The difference between such minimum and maximum incomes should be reasonable and equitable and variable from time to time, so much so that the tendency should be towards the obliteration of the difference.
- Under such an economic order, the character of production will be determined by social necessity and not by personal greed.
As man advances from a narrow sphere of personal satisfaction to the nobler concept of the welfare of all, he marches closer towards selfrealisation. The whole idea of possessing wealth only to guard it from being misused and to distribute it equitably, aims at protecting human dignity.
If it is possessed for any other objective, it is objectionable on moral grounds. Gandhi enjoins this moral obligation on the part of the trustees, as he is fully aware of the ills of capitalism that widen the gap between the rich and the poor.
The Gandhian concept of Trusteeship departs significantly from Marxian economic philosophy too. If Marxism is the child of the Industrial Revolution, Gandhian theory can be understood only in the context of certain basic spiritual values of the Indian tradition.
Marxian socialism aims at the destruction of the class called capitalists, whereas the Gandhian approach is not to destroy the institution, but to reform it. Gandhian socialism, being ethical, is different from Marxian socialism. Man to Gandhi, is an ethical being first and a social being later.
The most significant difference between Marxian socialism and Gandhian socialism lies in the method they recommend to achieve it. Whereas Marxian socialism harps on violence, Gandhian socialism aims at a change of heart on the part of the rich.
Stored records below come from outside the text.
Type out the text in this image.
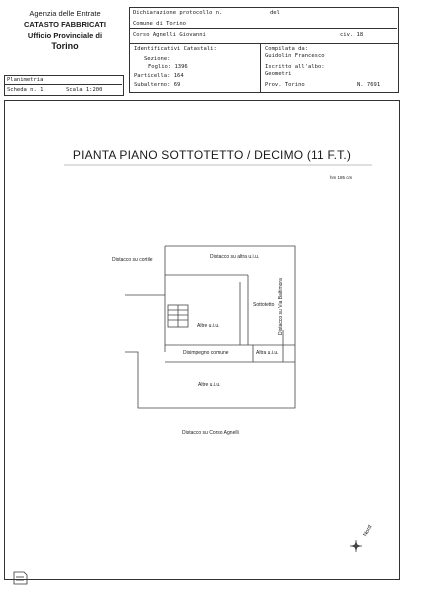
Agenzia delle Entrate
CATASTO FABBRICATI
Ufficio Provinciale di
Torino
Dichiarazione protocollo n.	del
Comune di Torino
Corso Agnelli Giovanni	civ. 18
Identificativi Catastali:
Sezione:
Foglio: 1396
Particella: 164
Subalterno: 69
Compilata da:
Guidolin Francesco
Iscritto all'albo:
Geometri
Prov. Torino	N. 7691
Planimetria
Scheda n. 1	Scala 1:200
PIANTA PIANO SOTTOTETTO / DECIMO (11 F.T.)
hm 185 cm
Distacco su cortile	Distacco su altra u.i.u.
Sottotetto
Altre u.i.u.
Disimpegno comune	Altra u.i.u.
Altre u.i.u.
Distacco su Corso Agnelli
Distacco su Via Baltimora
Nord
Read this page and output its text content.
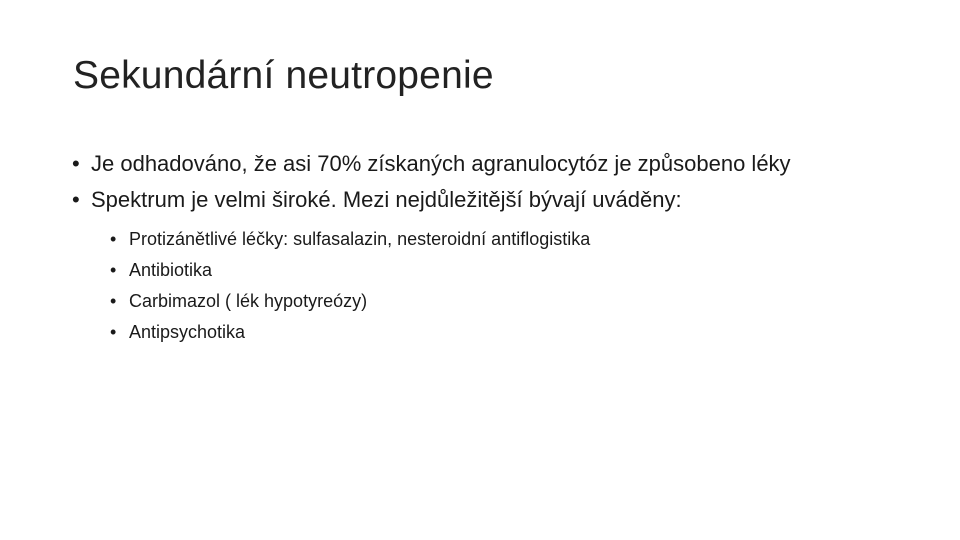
Sekundární neutropenie
• Je odhadováno, že asi 70% získaných agranulocytóz je způsobeno léky
• Spektrum je velmi široké. Mezi nejdůležitější bývají uváděny:
• Protizánětlivé léčky: sulfasalazin, nesteroidní antiflogistika
• Antibiotika
• Carbimazol ( lék hypotyreózy)
• Antipsychotika
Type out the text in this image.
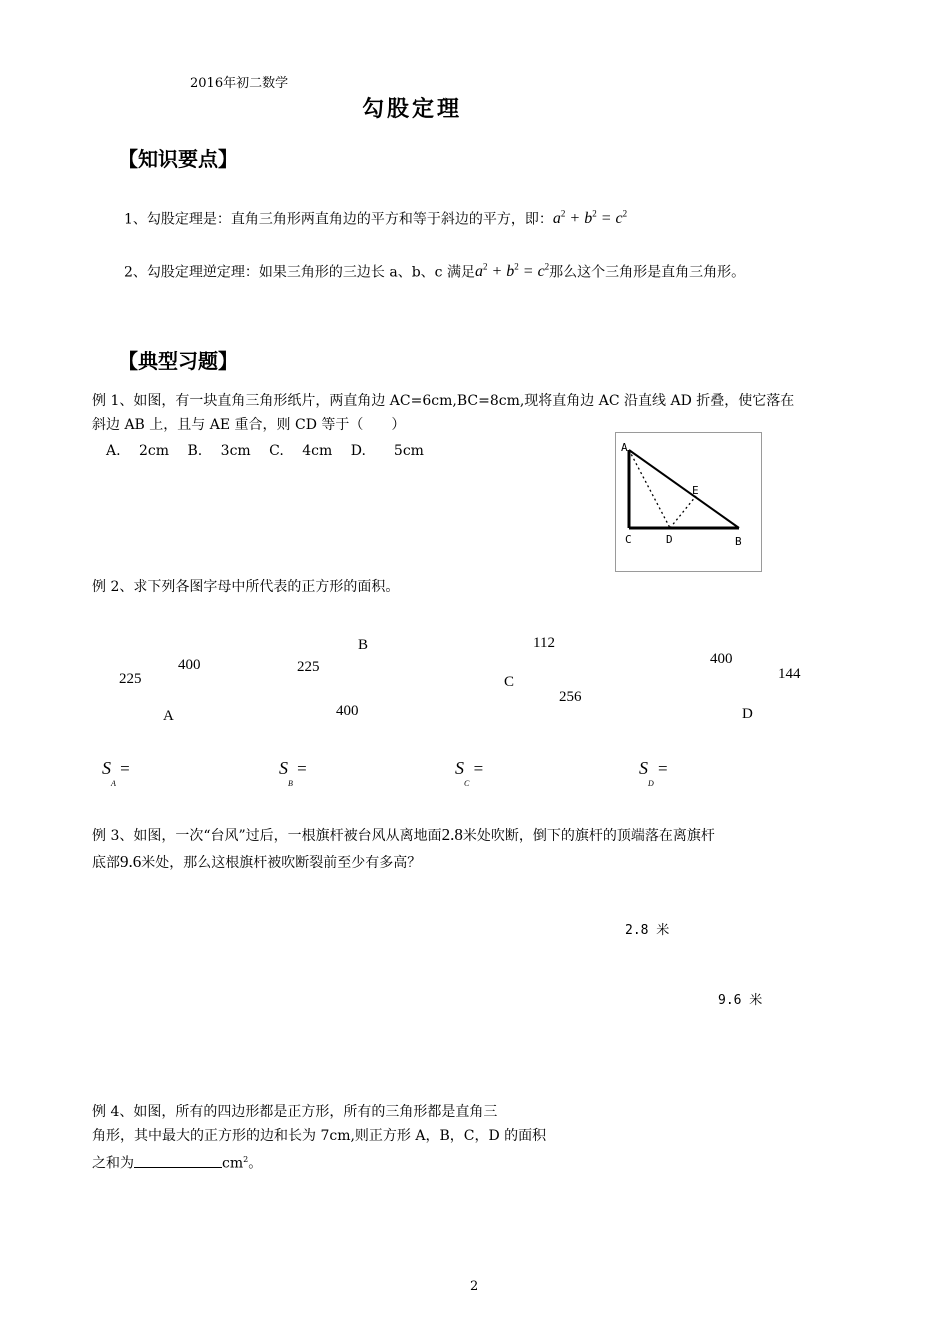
2016年初二数学
勾股定理
【知识要点】
1、勾股定理是：直角三角形两直角边的平方和等于斜边的平方，即：$a^2 + b^2 = c^2$
2、勾股定理逆定理：如果三角形的三边长 a、b、c 满足$a^2 + b^2 = c^2$那么这个三角形是直角三角形。
【典型习题】
例 1、如图，有一块直角三角形纸片，两直角边 AC=6cm,BC=8cm,现将直角边 AC 沿直线 AD 折叠，使它落在
斜边 AB 上，且与 AE 重合，则 CD 等于（　　）
A.　 2cm　 B.　 3cm　 C.　 4cm　 D.　　5cm	A
E
C	D	B
例 2、求下列各图字母中所代表的正方形的面积。
400
225
A
B
225
400
112
C
256
400
144
D
$S_A$ =	$S_B$ =	$S_C$ =	$S_D$ =
例 3、如图，一次“台风”过后，一根旗杆被台风从离地面2.8米处吹断，倒下的旗杆的顶端落在离旗杆
底部9.6米处，那么这根旗杆被吹断裂前至少有多高？
2.8 米
9.6 米
例 4、如图，所有的四边形都是正方形，所有的三角形都是直角三
角形，其中最大的正方形的边和长为 7cm,则正方形 A，B，C，D 的面积
之和为	$cm^2$。
2
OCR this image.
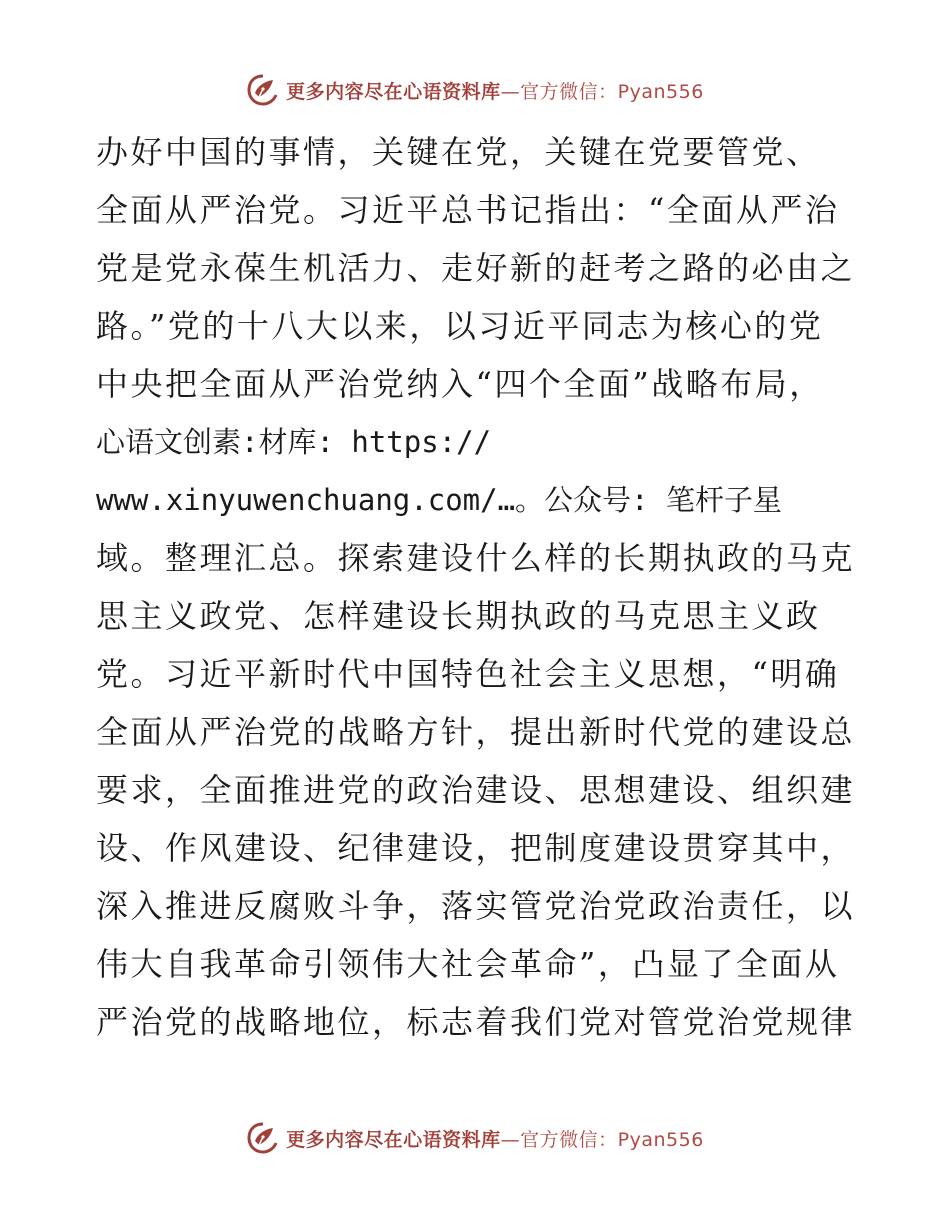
更多内容尽在心语资料库—官方微信：Pyan556
办好中国的事情，关键在党，关键在党要管党、
全面从严治党。习近平总书记指出：“全面从严治
党是党永葆生机活力、走好新的赶考之路的必由之
路。”党的十八大以来，以习近平同志为核心的党
中央把全面从严治党纳入“四个全面”战略布局，
心语文创素:材库: https://
www.xinyuwenchuang.com/…。公众号: 笔杆子星
域。整理汇总。探索建设什么样的长期执政的马克
思主义政党、怎样建设长期执政的马克思主义政
党。习近平新时代中国特色社会主义思想，“明确
全面从严治党的战略方针，提出新时代党的建设总
要求，全面推进党的政治建设、思想建设、组织建
设、作风建设、纪律建设，把制度建设贯穿其中，
深入推进反腐败斗争，落实管党治党政治责任，以
伟大自我革命引领伟大社会革命”，凸显了全面从
严治党的战略地位，标志着我们党对管党治党规律
更多内容尽在心语资料库—官方微信：Pyan556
There is no place for violence, but only trust. The common man trusts his trustee and the latter plays the role of a custodian. Though this kind of socialism is difficult to achieve, Gandhi advocated it as he believed in the basic strength of the goodness of man and the value of morals.
The statist theory traces its roots to Neo-Marxian thinking on the role of public sector institutions. The theory seeks to emphasise on the necessity of public sector institutions in taking the economy to “commanding heights.” This theory had found in application in India during the Nehruvian era and hence is at times also referred to as the Nehruvian theory of CSR.
Most emerging economies share a common economic and political history of having been subjected to colonialism. It is in this context that the theory proposes the active participation of government-run economic institutions in economic development.
Moreover it also stresses on the need to regulate and control corporate behaviour by means of restrictive licensing and permit mechanism. Private sector institutions are required to comply with the regulations and recommendations of government in order to stay active in business.
With gradual shift of emerging economies from command and control economy models to those of cooperation, this model has gradually faded away. There has been stinging criticism against governments of literally forcing corporations to comply with compliance, regulatory and governance issues.
Such type of compliance mode of corporate governance that is largely dominated by excessive legislative and judicial interventions has been known to stifle innovation and enterprise. Infosys chief mentor and CEO N R Narayana Murthy has referred to it as “governance at gun point.”